Jun 15, 1994

E-mail With. . .Nicholas Negroponte

 

nicholas@hq.media.mit.edu

My workday has no pattern, at MIT or working on my book in Patmos, in France, or here in a hotel room outside Chicago. I would like to spend all my time focused on the book, but I always do E-mail first. Rightly or wrongly, I have an E-mail imperative. Sometimes it will take me three hours before I can get to work. But since I wake up anywhere between 4 a.m. and 10 a.m., there is no real pattern. I do my E-mail first thing, work on the book afterward, then answer things like this E-mail.

Subject: Technological Alienation

jls@world.std.com

What do you make of the alienation that's resulted from some advanced technology? For example, car buffs can appreciate the effect of a car's advanced technology on performance but can no longer get under the hood and fix the car. There's an old piece of wisdom that goes something like, "Never own anything you can't fix." As we get further and further from that, is more alienation likely?

nicholas@hq.media.mit.edu

Do you have a pet? You can't fix it when it breaks. You have a hard time even understanding what's wrong when it is sick, yet you communicate, in many ways, much more successfully with a pet than with a computer. The axiom of "Never own anything you can't fix" is a classic example of what was true in the industrial era but not in the information age. The difference between a buggy computer program and a faulty steam engine is that the engine likely will not work. By contrast, the program will exhibit some sort of behavior, and that behavior will allow you to debug it.

jls@world.std.com

We're heading into a holiday weekend here, and I'll be in Montreal for the jazz festival for the next couple of days. I'm bringing the laptop, but if you don't hear from me until Tuesday or so, you'll know the hotel had no jack for me to plug it into.

What does the market for 500 broadcast channels say about the technologies of intelligence and the creation of information agents? Do people want information agents -- what you define as computer programs with an expertise matched against your personal plans, needs, and idiosyncrasies -- making choices for them about things such as answering the telephone, routing mail, planning trips, looking for shopping bargains, or finding books to read and movies to see? Or does the ideal system still allow for serendipitous discoveries?

nicholas@hq.media.mit.edu

E-mail is truly a question of plugs, not electronic standards.

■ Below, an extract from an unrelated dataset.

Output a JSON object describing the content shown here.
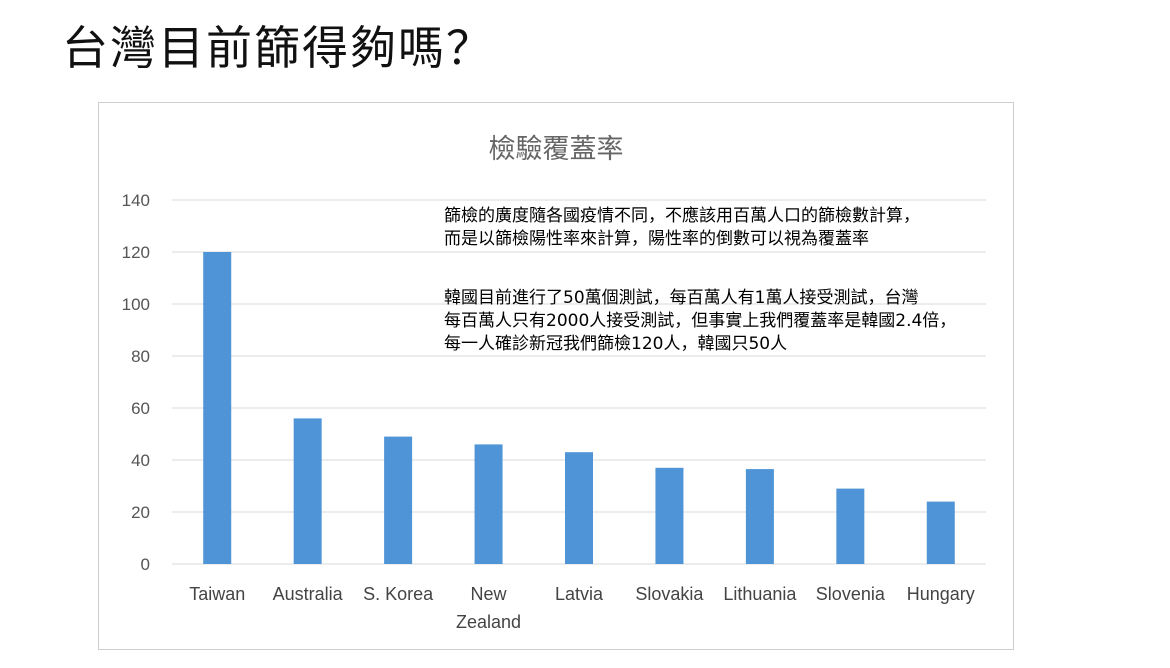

The answer is not what people want or don't want, since we currently have no choice in the matter. Remember that those 500 channels are advertiser supported and that the economic model of agents is pay per view.

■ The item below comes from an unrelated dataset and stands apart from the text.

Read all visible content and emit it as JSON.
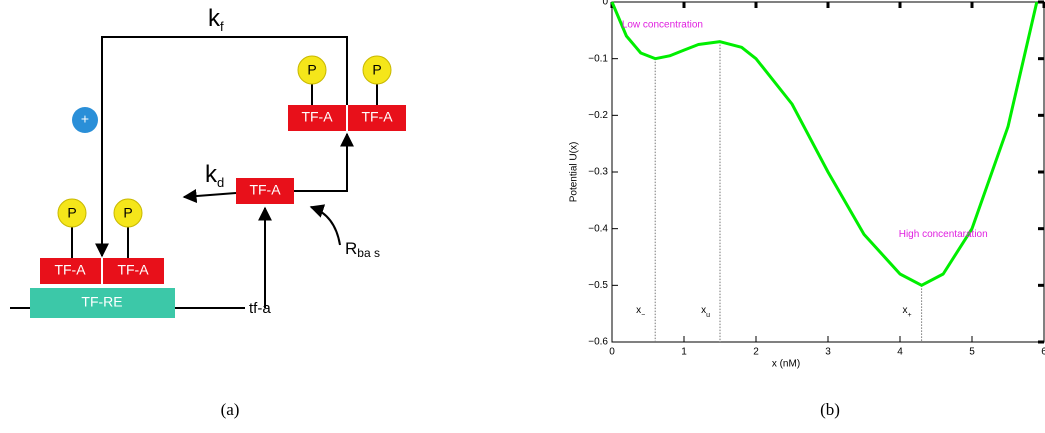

For information agents, chauffeur, gardener, and cook metaphors work well, because each of those people has an expertise and each needs to use that skill in accordance with your desires. Having one does not mean you don't like to drive, garden, or cook. You just do it when it amuses you, not because you have to.

Also, agents do not lower serendipity but allow you to modulate it. Frankly, as I may have said earlier, serendipity plays a very minor role in my life at 7 a.m. Monday morning. By contrast, on a Sunday afternoon I am more inclined to read without focus and engage in the joys of chance, even read advertising (or answer your E-mail). Magazines, your business, tend to latch onto the more serendipitous end of the spectrum of information and entertainment, hitting the extreme in my dentist's office.

jls@world.std.com

What about the whole notion of shared experiences? If personalized information is the next big thing, then why are shared experiences so popular? Take, for example, the popularity of shows like "Oprah" and "Donahue." And I don't know how much coverage the O.J. Simpson trial is getting over there, but there's another example of attraction to the shared experience -- 95 million viewers watched as Simpson drove his white Ford Bronco along the California interstate system to elude arrest. Doesn't personalized information suggest less linking with others? Is such a community-oriented crowd likely to allow personalized information to take hold?

nicholas@hq.media.mit.edu

Shared experiences are vital. One is not trading them away. Most of them are headline news. I was actually logged onto MCImail while O.J. Simpson was driving down the Los Angeles freeway and knew about it while it was happening. I even downloaded the story at the time, versus waiting three days for it to hit the stale Herald Tribune we get here. The issue is less about trashing shared experiences than about having them asynchronously. Future generations will look back at our times with some amazement that millions of people looked at "Oprah" and "Donahue" all at the same time. They might understand sports, but nothing else need be presented in such lockstep fashion except to suit the advertisers.

jls@world.std.com

We saw it happen with the fax and with internal E-mail, but before those became accepted widely, a critical mass of users was necessary. In this picture you paint, when is it likely that we'll achieve that critical mass? (Or is it even necessary?)

nicholas@hq.media.mit.edu

That critical mass varies by business type and by personal characteristics, rather than there being some overall formula. Some CEOs are already very wired. I am willing to guess that your readers are more wired than Fortune's readers.